L’Inde, elle, réagit avec vigueur, évoquant le passif de prolifération nucléaire clandestine du Pakistan, « menace globale ». Son ministère des Affaires étrangères pointe ces capacités balistiques et les transferts illicites pilotés par Abdul Qadeer Khan. Des voix américaines, comme Jon Finer, ex-adjoint au conseiller à la sécurité nationale, avaient averti dès 2025 : à ce rythme, Islamabad pourrait viser « bien au-delà de l’Asie du Sud, y compris les États-Unis ».
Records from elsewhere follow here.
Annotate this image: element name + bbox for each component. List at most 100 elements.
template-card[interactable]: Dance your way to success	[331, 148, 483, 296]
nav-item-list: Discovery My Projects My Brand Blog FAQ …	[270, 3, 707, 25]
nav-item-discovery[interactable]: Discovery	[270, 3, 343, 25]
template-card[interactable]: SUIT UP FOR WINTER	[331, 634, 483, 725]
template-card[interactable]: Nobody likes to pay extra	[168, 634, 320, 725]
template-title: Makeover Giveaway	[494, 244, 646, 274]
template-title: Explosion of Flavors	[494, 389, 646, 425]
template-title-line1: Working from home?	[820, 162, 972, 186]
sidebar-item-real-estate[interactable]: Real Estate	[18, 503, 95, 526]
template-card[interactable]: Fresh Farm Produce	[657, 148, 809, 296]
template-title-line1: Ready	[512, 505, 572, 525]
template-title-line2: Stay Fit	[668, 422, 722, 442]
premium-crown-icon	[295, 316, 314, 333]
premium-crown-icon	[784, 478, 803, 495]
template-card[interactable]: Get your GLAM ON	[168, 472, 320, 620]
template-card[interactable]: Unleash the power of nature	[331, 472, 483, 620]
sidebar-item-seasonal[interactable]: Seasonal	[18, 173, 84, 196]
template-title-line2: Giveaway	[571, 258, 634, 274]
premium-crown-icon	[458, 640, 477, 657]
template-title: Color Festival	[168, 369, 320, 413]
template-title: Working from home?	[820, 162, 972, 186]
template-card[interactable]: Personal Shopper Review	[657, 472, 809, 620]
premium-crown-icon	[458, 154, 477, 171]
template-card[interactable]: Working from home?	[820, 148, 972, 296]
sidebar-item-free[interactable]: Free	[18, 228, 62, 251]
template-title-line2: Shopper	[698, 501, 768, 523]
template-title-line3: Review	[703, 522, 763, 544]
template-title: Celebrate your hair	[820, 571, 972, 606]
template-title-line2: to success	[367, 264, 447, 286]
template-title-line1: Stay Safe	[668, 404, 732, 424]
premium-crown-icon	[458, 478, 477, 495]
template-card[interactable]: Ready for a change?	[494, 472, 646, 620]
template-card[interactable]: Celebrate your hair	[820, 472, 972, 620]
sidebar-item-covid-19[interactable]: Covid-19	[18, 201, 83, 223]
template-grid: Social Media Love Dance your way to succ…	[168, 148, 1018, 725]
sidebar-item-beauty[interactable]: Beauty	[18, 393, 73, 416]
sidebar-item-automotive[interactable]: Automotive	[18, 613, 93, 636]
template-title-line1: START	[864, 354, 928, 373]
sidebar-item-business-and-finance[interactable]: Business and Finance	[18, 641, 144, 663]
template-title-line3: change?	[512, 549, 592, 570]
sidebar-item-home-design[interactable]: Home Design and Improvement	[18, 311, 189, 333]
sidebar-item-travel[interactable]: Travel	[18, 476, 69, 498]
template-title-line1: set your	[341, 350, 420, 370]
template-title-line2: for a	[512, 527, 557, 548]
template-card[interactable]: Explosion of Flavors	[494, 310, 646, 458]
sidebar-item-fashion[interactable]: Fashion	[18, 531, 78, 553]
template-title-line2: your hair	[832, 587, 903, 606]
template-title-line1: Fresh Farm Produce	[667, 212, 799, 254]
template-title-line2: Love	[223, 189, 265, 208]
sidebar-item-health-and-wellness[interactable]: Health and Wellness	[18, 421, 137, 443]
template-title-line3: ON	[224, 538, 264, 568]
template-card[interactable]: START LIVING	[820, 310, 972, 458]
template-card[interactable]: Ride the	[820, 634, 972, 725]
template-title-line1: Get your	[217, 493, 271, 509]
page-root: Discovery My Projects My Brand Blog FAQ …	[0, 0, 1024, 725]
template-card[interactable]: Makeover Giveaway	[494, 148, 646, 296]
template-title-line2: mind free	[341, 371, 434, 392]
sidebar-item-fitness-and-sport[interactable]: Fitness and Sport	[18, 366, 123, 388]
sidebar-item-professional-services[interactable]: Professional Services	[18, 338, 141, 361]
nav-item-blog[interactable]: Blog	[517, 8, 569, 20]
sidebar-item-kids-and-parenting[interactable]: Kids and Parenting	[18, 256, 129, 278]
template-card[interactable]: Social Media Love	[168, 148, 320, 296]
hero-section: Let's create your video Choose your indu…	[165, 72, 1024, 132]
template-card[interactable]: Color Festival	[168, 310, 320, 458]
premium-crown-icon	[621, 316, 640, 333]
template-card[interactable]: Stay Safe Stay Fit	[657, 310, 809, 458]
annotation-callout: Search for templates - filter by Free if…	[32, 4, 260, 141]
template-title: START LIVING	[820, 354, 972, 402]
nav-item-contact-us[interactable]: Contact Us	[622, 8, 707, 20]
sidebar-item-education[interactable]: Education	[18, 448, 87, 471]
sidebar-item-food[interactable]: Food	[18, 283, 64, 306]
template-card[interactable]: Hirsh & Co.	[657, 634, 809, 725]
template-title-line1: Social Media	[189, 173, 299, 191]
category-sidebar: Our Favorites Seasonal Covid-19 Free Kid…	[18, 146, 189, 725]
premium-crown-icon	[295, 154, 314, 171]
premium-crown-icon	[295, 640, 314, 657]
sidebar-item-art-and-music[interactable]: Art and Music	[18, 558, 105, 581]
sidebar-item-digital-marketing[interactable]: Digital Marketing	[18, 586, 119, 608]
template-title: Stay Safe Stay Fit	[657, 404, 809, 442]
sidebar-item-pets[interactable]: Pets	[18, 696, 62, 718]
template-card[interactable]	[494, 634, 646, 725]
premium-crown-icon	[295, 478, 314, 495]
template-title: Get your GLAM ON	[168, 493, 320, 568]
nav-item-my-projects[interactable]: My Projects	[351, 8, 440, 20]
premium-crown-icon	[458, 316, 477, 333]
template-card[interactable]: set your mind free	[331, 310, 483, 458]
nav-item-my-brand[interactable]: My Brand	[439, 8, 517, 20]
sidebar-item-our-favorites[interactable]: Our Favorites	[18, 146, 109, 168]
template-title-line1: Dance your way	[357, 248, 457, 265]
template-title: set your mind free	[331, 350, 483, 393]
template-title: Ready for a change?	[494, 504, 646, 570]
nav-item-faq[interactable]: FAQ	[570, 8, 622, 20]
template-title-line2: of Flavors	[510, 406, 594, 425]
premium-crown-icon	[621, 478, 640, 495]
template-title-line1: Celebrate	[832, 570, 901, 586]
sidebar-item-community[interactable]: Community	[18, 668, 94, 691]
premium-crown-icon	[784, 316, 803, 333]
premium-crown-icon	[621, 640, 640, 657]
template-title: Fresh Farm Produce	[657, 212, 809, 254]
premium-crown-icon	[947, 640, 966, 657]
Ces clivages révèlent une tension classique entre l’alarme américaine et le réalisme régional. L’Arms Control Association note que les briefings passés repoussaient toute capacité ICBM pakistanaise à un horizon lointain. Les mots de Gabbard, fidèles aux rapports officiels, attisent ainsi un débat sur les priorités des menaces.
Les enjeux stratégiques pour Washington
Ces annonces coïncident avec les critiques internes sur la guerre contre l’Iran, lancée il y a trois semaines. Interrogée sur la « menace imminente » iranienne, Gabbard a distingué les faits du renseignement des choix politiques du président : « Ce n’est pas à nous de définir ce qui est imminent. »
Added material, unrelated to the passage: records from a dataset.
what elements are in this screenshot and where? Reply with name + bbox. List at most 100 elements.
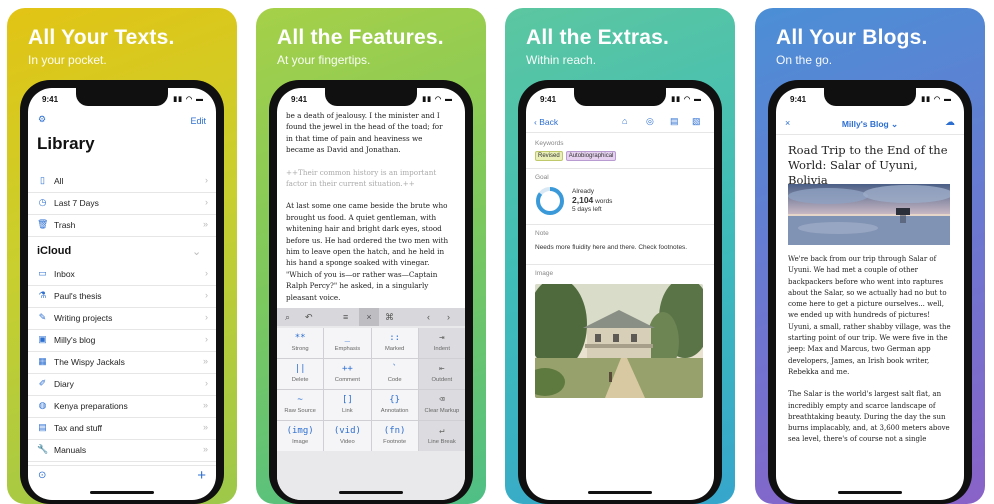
tag-autobiographical[interactable]: Autobiographical [565,151,617,161]
keywords-label: Keywords [535,140,564,147]
undo-icon[interactable]: ↶ [305,312,313,323]
sidebar-item-pauls-thesis[interactable]: ⚗ Paul's thesis › [28,285,216,308]
key-label: Footnote [383,439,407,445]
sidebar-item-label: The Wispy Jackals [54,357,125,367]
cloud-upload-icon[interactable]: ☁ [945,117,955,128]
sidebar-item-label: Writing projects [54,313,113,323]
key-emphasis[interactable]: _ Emphasis [324,328,371,358]
key-label: Image [292,439,309,445]
library-screen: 9:41 ▮▮ ◠ ▬ ⚙ Edit Library ▯ All › ◷ Las… [28,88,216,500]
blog-selector[interactable]: Milly's Blog ⌄ [776,119,964,130]
notch [325,88,417,106]
search-icon[interactable]: ⊙ [38,470,46,481]
key-code[interactable]: ` Code [371,359,418,389]
sidebar-item-all[interactable]: ▯ All › [28,170,216,193]
command-icon[interactable]: ⌘ [385,312,394,323]
blog-nav: × Milly's Blog ⌄ ☁ [776,114,964,135]
sidebar-item-label: Trash [54,220,76,230]
status-time: 9:41 [291,95,308,104]
edit-button[interactable]: Edit [190,116,206,126]
phone-frame: 9:41 ▮▮ ◠ ▬ ‹ Back ⌂ ◎ ▤ ▧ Keywords Revi… [518,80,722,504]
image-icon[interactable]: ▧ [692,116,701,127]
gear-icon[interactable]: ⚙ [38,114,46,124]
grid-icon: ▦ [38,356,47,366]
key-label: Video [340,439,355,445]
sidebar-item-diary[interactable]: ✐ Diary › [28,373,216,396]
sidebar-item-last-7-days[interactable]: ◷ Last 7 Days › [28,192,216,215]
chevron-right-icon: › [205,334,208,344]
right-icon[interactable]: › [447,312,450,322]
key-symbol: ⇥ [439,333,445,343]
key-label: Delete [291,377,309,383]
note-icon[interactable]: ▤ [670,116,679,127]
sidebar-item-millys-blog[interactable]: ▣ Milly's blog › [28,329,216,352]
key-indent[interactable]: ⇥ Indent [418,328,465,358]
sidebar-item-tax[interactable]: ▤ Tax and stuff » [28,417,216,440]
home-indicator [838,491,902,494]
attached-picture[interactable] [535,284,703,398]
status-time: 9:41 [790,95,807,104]
key-label: Emphasis [334,346,361,352]
panel-subtitle: At your fingertips. [277,53,371,67]
sidebar-item-writing-projects[interactable]: ✎ Writing projects › [28,307,216,330]
status-time: 9:41 [540,95,557,104]
doc-icon: ▯ [40,175,45,185]
key-raw-source[interactable]: ~ Raw Source [277,390,324,420]
divider [526,224,714,225]
key-symbol: {} [389,395,401,405]
post-title: Road Trip to the End of the World: Salar… [788,143,948,187]
keywords-tags[interactable]: Revised Autobiographical [535,151,705,161]
tag-icon[interactable]: ⌂ [622,116,627,126]
tag-revised[interactable]: Revised [535,151,563,161]
key-footnote[interactable]: (fn) Footnote [371,421,418,451]
key-clear-markup[interactable]: ⌫ Clear Markup [418,390,465,420]
note-text[interactable]: Needs more fluidity here and there. Chec… [535,244,705,251]
sidebar-item-trash[interactable]: 🗑 Trash » [28,214,216,237]
key-marked[interactable]: :: Marked [371,328,418,358]
sidebar-item-inbox[interactable]: ▭ Inbox › [28,263,216,286]
page-title: Library [37,134,95,153]
back-button[interactable]: ‹ Back [534,117,558,127]
key-label: Comment [334,377,360,383]
paragraph: The Salar is the world's largest salt fl… [788,390,950,444]
target-icon[interactable]: ◎ [646,116,654,127]
section-icloud[interactable]: iCloud ⌄ [37,245,201,258]
search-icon[interactable]: ⌕ [285,312,290,323]
sidebar-item-label: Kenya preparations [54,401,128,411]
list-icon[interactable]: ≡ [343,312,348,322]
key-outdent[interactable]: ⇤ Outdent [418,359,465,389]
left-icon[interactable]: ‹ [427,312,430,322]
clock-icon: ◷ [38,197,47,207]
pen-icon: ✐ [38,378,47,388]
close-icon[interactable]: × [359,308,379,326]
key-video[interactable]: (vid) Video [324,421,371,451]
key-image[interactable]: (img) Image [277,421,324,451]
sidebar-item-wispy-jackals[interactable]: ▦ The Wispy Jackals » [28,351,216,374]
chevron-right-icon: » [202,356,208,366]
add-button[interactable]: + [197,467,206,484]
post-body[interactable]: We're back from our trip through Salar o… [788,254,954,457]
sidebar-item-manuals[interactable]: 🔧 Manuals » [28,439,216,462]
key-symbol: ↵ [439,426,445,436]
panel-blogs: All Your Blogs. On the go. 9:41 ▮▮ ◠ ▬ ×… [755,8,985,504]
key-link[interactable]: [] Link [324,390,371,420]
notch [574,88,666,106]
post-image [788,184,950,245]
key-comment[interactable]: ++ Comment [324,359,371,389]
key-line-break[interactable]: ↵ Line Break [418,421,465,451]
goal-words-unit: words [595,198,613,205]
sidebar-item-kenya[interactable]: ◍ Kenya preparations » [28,395,216,418]
sidebar-item-label: Inbox [54,269,75,279]
goal-label: Goal [535,174,549,181]
home-indicator [90,491,154,494]
editor-screen: 9:41 ▮▮ ◠ ▬ be a death of jealousy. I th… [277,88,465,500]
key-annotation[interactable]: {} Annotation [371,390,418,420]
editor-text[interactable]: be a death of jealousy. I the minister a… [286,110,451,314]
key-strong[interactable]: ** Strong [277,328,324,358]
chevron-right-icon: » [202,444,208,454]
divider [526,168,714,169]
blog-icon: ▣ [38,334,47,344]
inbox-icon: ▭ [38,268,47,278]
key-delete[interactable]: || Delete [277,359,324,389]
key-symbol: (img) [286,426,314,436]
Placer le Pakistan dans le quintet des dangers nucléaires – Russie, Chine, Corée du Nord, Iran – durcit la posture défensive américaine face à la prolifération. Le rapport anticipe des progrès en portée, précision et contournement des antimissiles américains. Les frappes sur l’Iran, via l’opération Epic Fury, visent précisément à freiner ces évolutions, comme l’a rappelé Gabbard.
Cette mise en garde s’intègre à une vision globale de la sécurité intérieure, où la prolifération des vecteurs balistiques exige une modernisation des défenses. Elle surgit aussi au cœur de soupçons sur l’influence politique dans le renseignement, Gabbard réaffirmant son objectivité.
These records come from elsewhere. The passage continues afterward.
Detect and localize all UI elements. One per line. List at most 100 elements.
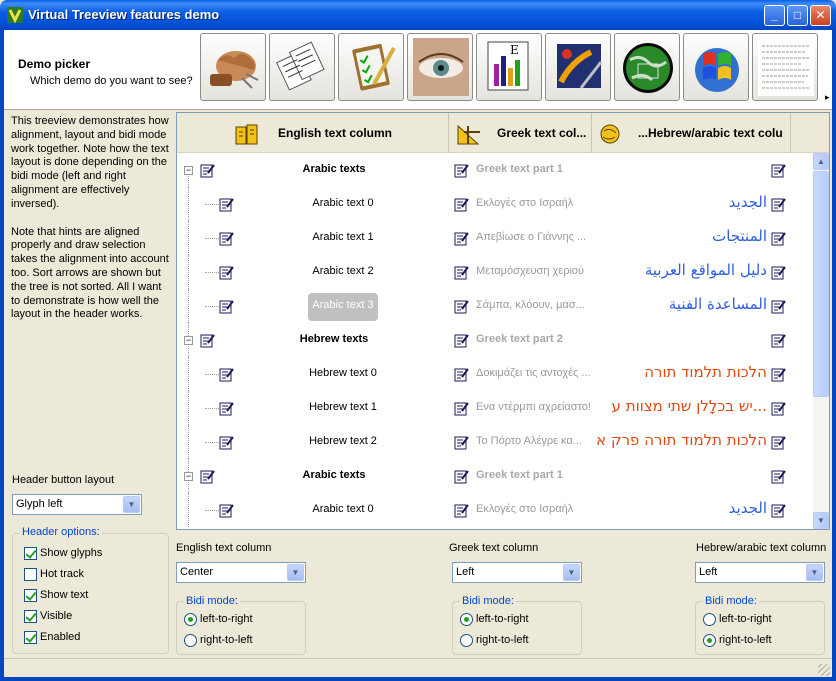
note-icon xyxy=(219,299,234,314)
english-ltr-label[interactable]: left-to-right xyxy=(200,613,253,625)
tree-row[interactable]: Arabic text 1 Απεβίωσε ο Γιάννης ... المنت… xyxy=(177,221,813,255)
visible-label[interactable]: Visible xyxy=(40,610,72,622)
tree-group-row[interactable]: − Arabic texts Greek text part 1 xyxy=(177,153,813,187)
note-icon xyxy=(219,401,234,416)
tree-line xyxy=(205,238,219,239)
column-header-hebrew-arabic[interactable]: ...Hebrew/arabic text colu xyxy=(592,113,791,153)
column-header-greek[interactable]: Greek text col... xyxy=(449,113,592,153)
note-icon xyxy=(219,265,234,280)
demo-button-text-page[interactable] xyxy=(752,33,818,101)
note-icon xyxy=(219,367,234,382)
collapse-toggle-icon[interactable]: − xyxy=(184,472,193,481)
tree-row[interactable]: Arabic text 3 Σάμπα, κλόουν, μασ... المساع… xyxy=(177,289,813,323)
hot-track-checkbox[interactable] xyxy=(24,568,37,581)
tree-group-row[interactable]: − Arabic texts Greek text part 1 xyxy=(177,459,813,493)
show-glyphs-label[interactable]: Show glyphs xyxy=(40,547,102,559)
greek-cell: Greek text part 2 xyxy=(476,333,563,345)
collapse-toggle-icon[interactable]: − xyxy=(184,336,193,345)
chevron-down-icon[interactable]: ▼ xyxy=(123,496,140,513)
show-glyphs-checkbox[interactable] xyxy=(24,547,37,560)
hebrew-arabic-ltr-radio[interactable] xyxy=(703,613,716,626)
english-ltr-radio[interactable] xyxy=(184,613,197,626)
demo-button-eye[interactable] xyxy=(407,33,473,101)
app-tree-icon xyxy=(7,7,23,24)
note-icon xyxy=(454,265,469,280)
note-icon xyxy=(771,265,786,280)
tree-line xyxy=(205,204,219,205)
demo-button-globe[interactable] xyxy=(614,33,680,101)
tree-row[interactable]: Arabic text 0 Εκλογές στο Ισραήλ الجديد xyxy=(177,187,813,221)
header-layout-combo[interactable]: Glyph left ▼ xyxy=(12,494,142,515)
enabled-label[interactable]: Enabled xyxy=(40,631,80,643)
tree-row[interactable]: Hebrew text 1 Ενα ντέρμπι αχρείαστο! ...יש… xyxy=(177,391,813,425)
note-icon xyxy=(771,367,786,382)
window-frame-left xyxy=(0,30,4,681)
english-cell: Arabic text 3 xyxy=(312,299,374,311)
tree-group-row[interactable]: − Hebrew texts Greek text part 2 xyxy=(177,323,813,357)
collapse-toggle-icon[interactable]: − xyxy=(184,166,193,175)
greek-alignment-combo[interactable]: Left ▼ xyxy=(452,562,582,583)
window-title: Virtual Treeview features demo xyxy=(28,7,220,22)
greek-rtl-radio[interactable] xyxy=(460,634,473,647)
tree-row[interactable]: Arabic text 0 Εκλογές στο Ισραήλ الجديد xyxy=(177,493,813,527)
arabic-cell: الجديد xyxy=(728,193,767,211)
eye-icon xyxy=(413,38,469,96)
english-alignment-combo[interactable]: Center ▼ xyxy=(176,562,306,583)
note-icon xyxy=(219,231,234,246)
greek-ltr-radio[interactable] xyxy=(460,613,473,626)
chevron-down-icon[interactable]: ▼ xyxy=(806,564,823,581)
hebrew-arabic-rtl-radio[interactable] xyxy=(703,634,716,647)
hebrew-cell: הלכות תלמוד תורה xyxy=(644,363,767,381)
hot-track-label[interactable]: Hot track xyxy=(40,568,84,580)
enabled-checkbox[interactable] xyxy=(24,631,37,644)
tree-row[interactable]: Hebrew text 0 Δοκιμάζει τις αντοχές ... הל… xyxy=(177,357,813,391)
scroll-thumb[interactable] xyxy=(813,171,829,397)
demo-button-paint[interactable] xyxy=(545,33,611,101)
english-rtl-radio[interactable] xyxy=(184,634,197,647)
column-header-english-text: English text column xyxy=(278,126,393,140)
column-header-english[interactable]: English text column xyxy=(177,113,449,153)
greek-alignment-value: Left xyxy=(456,566,475,578)
minimize-button[interactable]: _ xyxy=(764,5,785,26)
hebrew-arabic-alignment-combo[interactable]: Left ▼ xyxy=(695,562,825,583)
scroll-down-button[interactable]: ▼ xyxy=(813,512,829,529)
greek-ltr-label[interactable]: left-to-right xyxy=(476,613,529,625)
tree-row[interactable]: Hebrew text 2 Το Πόρτο Αλέγρε κα... הלכות … xyxy=(177,425,813,459)
picker-scroll-right[interactable]: ▸ xyxy=(825,92,830,103)
tree-line xyxy=(188,176,189,187)
show-text-label[interactable]: Show text xyxy=(40,589,88,601)
demo-button-documents[interactable] xyxy=(269,33,335,101)
window-frame-right xyxy=(832,30,836,681)
chevron-down-icon[interactable]: ▼ xyxy=(287,564,304,581)
tree-line xyxy=(205,442,219,443)
english-cell: Arabic text 0 xyxy=(312,197,374,209)
hebrew-arabic-rtl-label[interactable]: right-to-left xyxy=(719,634,772,646)
note-icon xyxy=(771,299,786,314)
greek-cell: Απεβίωσε ο Γιάννης ... xyxy=(476,231,587,243)
chevron-down-icon[interactable]: ▼ xyxy=(563,564,580,581)
tree-header: English text column Greek text col... ..… xyxy=(177,113,829,153)
maximize-button[interactable]: □ xyxy=(787,5,808,26)
tree-line xyxy=(188,391,189,425)
vertical-scrollbar[interactable]: ▲ ▼ xyxy=(813,153,829,529)
close-button[interactable]: ✕ xyxy=(810,5,831,26)
demo-button-fist[interactable] xyxy=(200,33,266,101)
demo-button-windows[interactable] xyxy=(683,33,749,101)
note-icon xyxy=(771,435,786,450)
documents-icon xyxy=(276,41,325,91)
hebrew-arabic-ltr-label[interactable]: left-to-right xyxy=(719,613,772,625)
resize-grip-icon[interactable] xyxy=(818,664,830,676)
demo-button-clipboard[interactable] xyxy=(338,33,404,101)
note-icon xyxy=(454,163,469,178)
visible-checkbox[interactable] xyxy=(24,610,37,623)
english-rtl-label[interactable]: right-to-left xyxy=(200,634,253,646)
tree-view[interactable]: English text column Greek text col... ..… xyxy=(176,112,830,530)
scroll-up-button[interactable]: ▲ xyxy=(813,153,829,170)
tree-row[interactable]: Arabic text 2 Μεταμόσχευση χεριού دليل الم… xyxy=(177,255,813,289)
arabic-cell: دليل المواقع العربية xyxy=(644,261,767,279)
note-icon xyxy=(771,197,786,212)
greek-rtl-label[interactable]: right-to-left xyxy=(476,634,529,646)
demo-button-formula-chart[interactable]: E xyxy=(476,33,542,101)
show-text-checkbox[interactable] xyxy=(24,589,37,602)
greek-bidi-legend: Bidi mode: xyxy=(460,595,516,607)
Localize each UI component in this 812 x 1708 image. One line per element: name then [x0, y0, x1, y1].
Contexte historique des tensions nucléaires sud-asiatiques
Le Pakistan a forgé son arsenal nucléaire dans les années 1990, riposte aux essais indiens de 1974 et 1998. Sa doctrine de « dissuasion crédible à capacité minimale » cible l’Inde, avec des missiles comme le Shaheen-III (2 750 km) et des travaux en cours. Les fuites d’A.Q. Khan ont jadis nourri les peurs de prolifération vers des États voyous.
Les États-Unis ont sanctionné Islamabad par le passé, tout en coopérant sur la sécurité nucléaire via des accords bilatéraux. L’Inde, avec son Agni-V (5 000 km), échappe au régime de non-prolifération grâce à l’accord civil de 2008. Cette asymétrie alimente les doléances pakistanaises, légitimant à leurs yeux leurs progrès balistiques.
Les rappels à l’ordre de Washington cherchent aussi à juguler une course aux armements. Certains experts évoquent un essai d’ICBM pakistanais d’ici 2030, sans cible évidente hors Inde.
Perspectives immédiates et régionales
À bref terme, le Pakistan pourrait répliquer sur le plan diplomatique, en insistant sur son axe indien, comme naguère. Aucune réaction officielle n’a filtré, mais Rabia Akhtar plaide pour un débat « ancré dans les réalités régionales », loin des spéculations. Cela risque de compliquer les liens américano-pakistanais, déjà plombés par l’Afghanistan et la lutte antiterroriste.
Pour Washington, ranger Islamabad dans cette liste justifie les budgets antimissiles, de l’Aegis au Ground-Based Midcourse Defense. Dans le contexte iranien, cela dessine un encerclement multilatéral. Reste que les analystes minimisent toute urgence, à dix ans des capacités pakistanaise.
Gabbard campe sur une vigilance intacte, quand les voix régionales prônent la mesure pour éviter une surenchère verbale.
L’évaluation 2026 du renseignement américain confirme cette attention accrue aux programmes balistiques, sans annonce d’action immédiate contre le Pakistan.